In the latter case, there was a strong divergence between age groups, with 69 percent of those aged over 40 placing Japan in the G7 compared to only 48 percent of those aged 16 to 24.
However, by far the greatest misconception that Arabs have about Japan’s economy is its reliance on cash. Cash is still the most common form of payment in Japan, accounting for four out of every five purchases, but the majority of Arabs did not know this — with only 10 percent of the poll’s respondents identifying cash as the most common form of payment in Japan.
By contrast, 46 percent of respondents said credit cards were the prevalent form of payment, and more thought that cryptocurrency was most common — 12 percent — than chose cash.
In many ways, these results are unsurprising. As Anne Beade wrote recently in the Japan Times, the continued dominance of cash payments in Japan sits oddly with its “reputation as a futuristic and innovative nation,” especially given the speed with which other technologically advanced countries have adapted to the cashless society. As Beade notes, 90 percent of transactions in South Korea are now digital.
But Japan’s reliance on cash is also typical of one of the country’s central paradoxes — its combination of tradition and modernity. The reasons for the country’s continued reliance on cash are manifold — from Japan’s low crime rates to the ready availability of ATM machines.
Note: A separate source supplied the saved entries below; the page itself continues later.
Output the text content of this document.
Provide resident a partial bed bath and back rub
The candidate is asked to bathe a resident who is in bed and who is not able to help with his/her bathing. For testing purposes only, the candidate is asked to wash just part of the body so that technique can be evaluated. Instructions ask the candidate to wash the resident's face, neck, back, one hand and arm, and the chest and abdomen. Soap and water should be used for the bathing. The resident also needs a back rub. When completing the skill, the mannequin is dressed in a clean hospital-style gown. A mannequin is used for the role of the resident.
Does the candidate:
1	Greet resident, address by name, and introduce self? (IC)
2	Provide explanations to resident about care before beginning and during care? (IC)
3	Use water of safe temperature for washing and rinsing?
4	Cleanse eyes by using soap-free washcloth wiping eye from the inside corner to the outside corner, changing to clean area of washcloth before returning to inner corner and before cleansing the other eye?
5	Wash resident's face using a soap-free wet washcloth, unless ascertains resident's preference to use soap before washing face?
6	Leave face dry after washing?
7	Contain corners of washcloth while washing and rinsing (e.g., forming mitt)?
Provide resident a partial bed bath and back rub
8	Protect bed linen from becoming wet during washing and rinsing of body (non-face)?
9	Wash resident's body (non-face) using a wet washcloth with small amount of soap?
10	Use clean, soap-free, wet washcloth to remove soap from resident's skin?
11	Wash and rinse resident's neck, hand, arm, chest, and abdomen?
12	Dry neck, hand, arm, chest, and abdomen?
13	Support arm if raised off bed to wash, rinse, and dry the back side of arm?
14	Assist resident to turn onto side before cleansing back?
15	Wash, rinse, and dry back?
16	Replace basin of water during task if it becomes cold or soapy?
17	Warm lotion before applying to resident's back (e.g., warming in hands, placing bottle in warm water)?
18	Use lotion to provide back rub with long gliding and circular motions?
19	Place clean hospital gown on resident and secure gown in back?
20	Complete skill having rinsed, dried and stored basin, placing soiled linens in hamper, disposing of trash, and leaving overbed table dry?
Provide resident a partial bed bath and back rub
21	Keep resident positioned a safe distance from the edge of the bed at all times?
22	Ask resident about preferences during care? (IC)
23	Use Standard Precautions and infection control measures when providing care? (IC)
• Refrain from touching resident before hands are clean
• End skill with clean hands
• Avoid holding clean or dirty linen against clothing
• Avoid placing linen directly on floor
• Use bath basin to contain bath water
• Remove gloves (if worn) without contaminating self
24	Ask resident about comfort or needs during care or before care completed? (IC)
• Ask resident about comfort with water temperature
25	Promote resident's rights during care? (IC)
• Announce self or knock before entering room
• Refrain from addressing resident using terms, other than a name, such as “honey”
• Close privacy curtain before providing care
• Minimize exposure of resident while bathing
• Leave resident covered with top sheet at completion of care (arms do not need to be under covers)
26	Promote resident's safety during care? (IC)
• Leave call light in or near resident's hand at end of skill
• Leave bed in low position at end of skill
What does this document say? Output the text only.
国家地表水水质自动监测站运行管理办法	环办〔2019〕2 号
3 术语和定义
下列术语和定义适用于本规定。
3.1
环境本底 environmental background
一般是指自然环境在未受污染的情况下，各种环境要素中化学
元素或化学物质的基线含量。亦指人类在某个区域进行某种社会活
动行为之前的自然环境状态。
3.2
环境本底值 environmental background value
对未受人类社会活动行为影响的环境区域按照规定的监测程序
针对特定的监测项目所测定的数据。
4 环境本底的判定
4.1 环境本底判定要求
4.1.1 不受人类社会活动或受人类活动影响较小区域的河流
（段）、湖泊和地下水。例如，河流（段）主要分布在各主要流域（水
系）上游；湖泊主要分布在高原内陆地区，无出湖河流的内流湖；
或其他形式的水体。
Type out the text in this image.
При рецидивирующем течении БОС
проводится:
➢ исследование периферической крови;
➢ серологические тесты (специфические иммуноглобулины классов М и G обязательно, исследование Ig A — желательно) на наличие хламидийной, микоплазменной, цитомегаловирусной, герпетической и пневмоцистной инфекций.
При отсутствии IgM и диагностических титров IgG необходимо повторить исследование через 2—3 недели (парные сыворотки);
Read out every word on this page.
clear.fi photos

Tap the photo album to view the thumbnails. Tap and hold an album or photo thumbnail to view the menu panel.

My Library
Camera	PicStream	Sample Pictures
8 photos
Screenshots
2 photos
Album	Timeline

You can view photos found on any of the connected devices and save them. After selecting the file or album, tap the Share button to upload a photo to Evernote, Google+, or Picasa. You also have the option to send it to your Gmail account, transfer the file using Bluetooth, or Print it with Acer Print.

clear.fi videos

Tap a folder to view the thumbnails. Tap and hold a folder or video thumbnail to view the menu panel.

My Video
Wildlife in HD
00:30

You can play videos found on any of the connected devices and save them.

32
But, as Beade makes clear, a significant factor is Japan’s aging population, who are slow to adapt to change. According to data from the CIA World Factbook, almost a third of Japan’s population is over the age of 65. In Saudi Arabia, that figure is just 3.32 percent.
If Japan’s continued dependence on cash illustrates the tension that can exist between its aging population and its futuristic aspects, then there are also examples of the two forming a more harmonious relationship. At the Dubai World Congress for Self-Driving Transport on October 15, Toyota announced its intention to transform into a mobility company with an example of how new technology could help solve the challenges of Japan’s aging population.
Speaking of the island of Hokkaido, in the north of Japan, where railway services catering to the island’s aging population have shut down, Madali Khalesi, Vice President of Automated Driving at the Toyota Research Institute for Automated Driving Development, advanced self-driving cars as a solution.
“As time goes on you become more elderly, you are feeling less comfortable to drive your own vehicle, and in Japan in many cases, you have to hand in your driving licence,” he said. “So think about it: You don’t have a mode of transportation publicly, you can’t drive a vehicle, (but that) does not mean something has to give, right? And we believe the technology at least can help support that change.”
Arabs’ misconceptions about Japan’s relationship with cash are widespread but understandable, given the nation’s hi-tech image. But, in bringing to the fore these issues of tradition and modernity, such misconceptions unintentionally shine a light on one of Japan’s most beguiling paradoxes.